Even less priority is placed on giving students any rudimentary understanding of the origins of the theories they are presented with. Obviously, education in Physics must include a reliance on the theoretical tools which physicists employ. As such, a great majority of time must be devoted to mathematical formalism. However, too often, universities are churning out applied mathematicians, not scientists. They are not thinking like scientists. They are thinking like mathematicians. The fact that there are String Theorists stating that perhaps we should reevaluate what it means for a theory to be verified kind of gets to the heart of the problem. In many cases, it appears that some communities in Theoretical Physics are losing sight of the larger picture and have become too laden down in mathematical formalism. The actual Physics is nowhere to be seen.
This exclusive reliance on abstract mathematical formalism causes many to lose sight of the fact that Physics is an empirical science and always will be one. Most students of Physics will have one rudimentary freshman lab requirement and then perhaps a laboratory course in electronics. After that, they will never step foot inside of a laboratory for the rest of their professional lives.
IMO, Maxwell's, 'A Dynamical Theory of the Electromagnetic Field' should be required reading in E&M and portions of Newton's 'Principia' should be required in the obligatory Mechanics course.
What was the physical intuition Maxwell used? How about Newton? What was he really thinking and from where did the impetus for his ideas come? How did he arrive at what he did?
You would be surprised at how much your own understanding of the classic subjects is enhanced by thinking along with the original source(s) instead of relying exclusively on the highly generalized, modern version of the subject that is presented. Having an instructor throw out the equations and tell students to sit down and do the problem sets totally sterilizes the subject matter and turns our future scientists into automatons.
James,
Sorry about that. To be clear, I take the non-absolute nature of time to be an empirical result so, to me, it's not using relativity to support relativity. But I am of the opinion that we have to rely on empirical results to at least some extent because we built technology out of this stuff and it's all got to work and be consistent.
Regarding your fundamental quantities, I might agree with space and time, but I definitely don't agree with force, at least how it is presently defined. I might be inclined to agree if we found a "broader" definition that took into account non-interaction-related correlations.
As for things like black holes, even Newton predicted them. But my point is that the empirical evidence of their existence seems irrefutable. See, I personally believe that theory works best when it is based on empirical results since, for better or for worse, that's the window through which we view the world.
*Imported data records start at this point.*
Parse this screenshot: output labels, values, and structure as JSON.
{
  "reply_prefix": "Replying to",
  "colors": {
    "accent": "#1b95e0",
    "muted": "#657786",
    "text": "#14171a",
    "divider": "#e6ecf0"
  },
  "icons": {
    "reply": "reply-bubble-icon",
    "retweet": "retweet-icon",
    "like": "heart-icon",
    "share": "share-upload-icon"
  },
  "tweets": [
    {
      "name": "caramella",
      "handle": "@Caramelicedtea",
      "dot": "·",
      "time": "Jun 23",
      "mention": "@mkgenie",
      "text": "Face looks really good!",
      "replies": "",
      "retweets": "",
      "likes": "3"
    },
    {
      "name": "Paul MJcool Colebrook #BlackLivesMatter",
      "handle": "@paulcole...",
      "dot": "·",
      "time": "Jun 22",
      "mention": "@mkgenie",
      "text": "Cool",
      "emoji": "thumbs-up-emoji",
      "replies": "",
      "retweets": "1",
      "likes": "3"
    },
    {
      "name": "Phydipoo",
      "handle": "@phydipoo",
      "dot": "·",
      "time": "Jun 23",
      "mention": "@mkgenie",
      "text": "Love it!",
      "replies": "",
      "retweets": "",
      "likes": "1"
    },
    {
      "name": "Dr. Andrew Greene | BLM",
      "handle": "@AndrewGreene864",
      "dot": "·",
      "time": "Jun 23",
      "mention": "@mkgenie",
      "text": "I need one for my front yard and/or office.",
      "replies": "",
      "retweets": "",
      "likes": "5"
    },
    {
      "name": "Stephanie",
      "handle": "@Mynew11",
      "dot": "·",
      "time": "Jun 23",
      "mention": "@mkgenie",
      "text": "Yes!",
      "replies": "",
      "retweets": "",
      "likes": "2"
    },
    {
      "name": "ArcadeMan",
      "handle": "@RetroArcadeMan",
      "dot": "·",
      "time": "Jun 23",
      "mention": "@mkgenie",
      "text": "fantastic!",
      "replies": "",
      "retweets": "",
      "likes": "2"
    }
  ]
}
Eckard, yes energy does relate to h-bar.
Ian
Marcel,
I did not find an essay of you on the topic time, and I looked in vain into your essay on the topic"what is ultimately possible" for a more understandable to me explanation of your negative probability.
As an engineer I am familiar with negative values of resistance (du/di, not u/i). I also know that the same distance can be attributed to a negative x coordinate as well as to a positive radius. In all, there are several cases where negative values are reasonable. Velocity can change direction. Nonetheless I maintain that basic physical quantities are scalar ones that have a natural reference zero and primarily no negative values.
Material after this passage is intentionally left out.